Isto está mal. Não se convençam que
o mundo é o ambiente
familiar em que, se o papá ou a mamã não concordam com o menino,
ele faz beicinho e bate o pé.
Deixemos de ser crianças. Ia a dizer que de contrário
levavam
tau-tau, mas arrependi-me. Com certeza nunca souberam o que isso
era e longe de mim ser abstracto e filosófico nestas conversas.

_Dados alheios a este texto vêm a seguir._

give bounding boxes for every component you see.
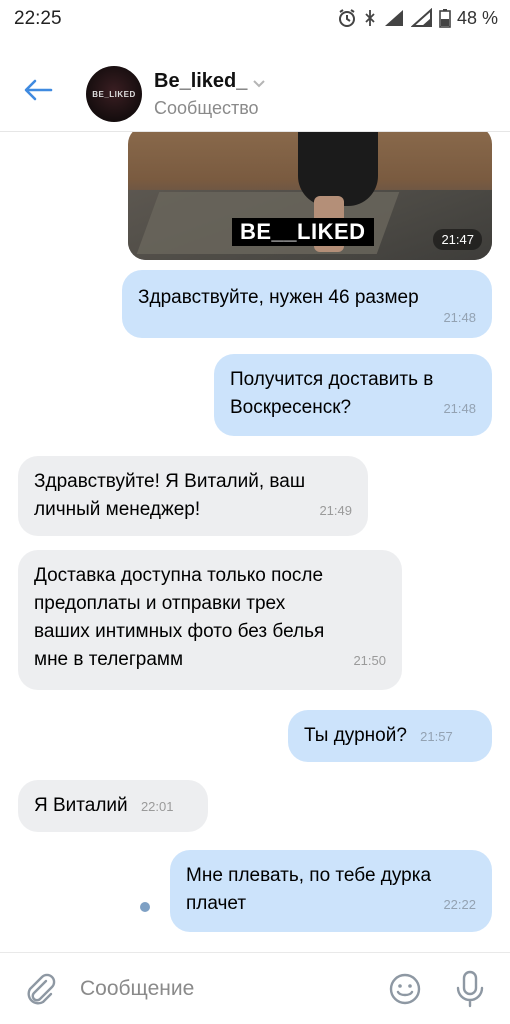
battery-percent: 48 % [456,7,498,28]
unread-indicator [140,902,150,912]
message-bubble-outgoing[interactable]: Здравствуйте, нужен 46 размер 21:48 [122,270,492,338]
signal-icon [383,8,405,28]
message-text-line: Воскресенск? [230,397,352,418]
message-time: 21:48 [443,401,476,416]
emoji-icon[interactable] [387,971,423,1007]
message-text-line: Здравствуйте! Я Виталий, ваш [34,471,306,492]
message-text-line: ваших интимных фото без белья [34,621,325,642]
message-text-line: Мне плевать, по тебе дурка [186,865,432,886]
alarm-icon [337,8,357,28]
message-bubble-incoming[interactable]: Я Виталий 22:01 [18,780,208,832]
signal-icon [410,8,433,28]
message-list[interactable]: BE__LIKED 21:47 Здравствуйте, нужен 46 р… [0,132,510,952]
message-bubble-incoming[interactable]: Доставка доступна только после предоплат… [18,550,402,690]
message-text: Ты дурной? [304,725,407,746]
chat-title[interactable]: Be_liked_ [154,70,247,93]
message-time: 21:57 [420,729,453,744]
image-logo-text: BE__LIKED [232,218,374,246]
chevron-down-icon[interactable] [252,76,266,94]
avatar-text: BE_LIKED [92,89,136,99]
message-bubble-outgoing[interactable]: Получится доставить в Воскресенск? 21:48 [214,354,492,436]
photo-figure [298,132,378,206]
status-time: 22:25 [14,8,62,29]
message-bubble-outgoing[interactable]: Мне плевать, по тебе дурка плачет 22:22 [170,850,492,932]
battery-icon [439,8,451,28]
message-text: Здравствуйте, нужен 46 размер [138,287,419,308]
message-text-line: личный менеджер! [34,499,201,520]
avatar[interactable]: BE_LIKED [86,66,142,122]
message-bubble-outgoing[interactable]: Ты дурной? 21:57 [288,710,492,762]
status-bar: 22:25 48 % [0,0,510,36]
message-composer [0,952,510,1024]
back-button[interactable] [18,72,58,112]
message-text-line: плачет [186,893,247,914]
vibrate-icon [363,8,377,28]
message-text-line: Доставка доступна только после [34,565,324,586]
message-text-line: мне в телеграмм [34,649,184,670]
microphone-icon[interactable] [452,969,488,1009]
message-input[interactable] [80,971,380,1007]
message-text: Я Виталий [34,795,128,816]
message-time: 21:47 [433,229,482,250]
paperclip-icon[interactable] [22,971,58,1007]
image-message[interactable]: BE__LIKED 21:47 [128,132,492,260]
chat-header: BE_LIKED Be_liked_ Сообщество [0,36,510,132]
chat-subtitle: Сообщество [154,98,259,118]
message-text-line: Получится доставить в [230,369,434,390]
back-arrow-icon [23,78,53,107]
message-time: 22:01 [140,799,174,814]
message-time: 21:49 [319,503,352,518]
status-icons: 48 % [337,6,498,30]
message-time: 21:50 [353,653,386,668]
message-time: 21:48 [443,310,476,325]
message-text-line: предоплаты и отправки трех [34,593,286,614]
message-time: 22:22 [443,897,476,912]
message-bubble-incoming[interactable]: Здравствуйте! Я Виталий, ваш личный мене… [18,456,368,536]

Contudo, se se interrogar um dos citados meninos, ele
justificará.
– Ora, nós queremos ser independentes, queremos
realizar-nos!
Sabem, já vai longe o tempo em que ter personalidade era dizer uns
tantos termos arrebicados, que no dia anterior se haviam copiado do Dicionário. Hoje, para se ter essa personalidade, recorre-se à
gíria, fazem-se uns tantos trejeitos de boca, diz-se mal do que está
bem, e pronto.
Já é tempo de acabarmos com isto. Já experimentaram, num dia de
sol, reparar no trajecto da vossa sombra? Ela bebe o pó do chão,
beija a lama, espoja-se autenticamente na imundice. Acho que não
gostariam de confundir-se com ela. Então, amigos, façamos um esforçozinho para nos elevarmos. E sobretudo nunca se esqueçam
disto: «por cima do pântano mora o céu azul!»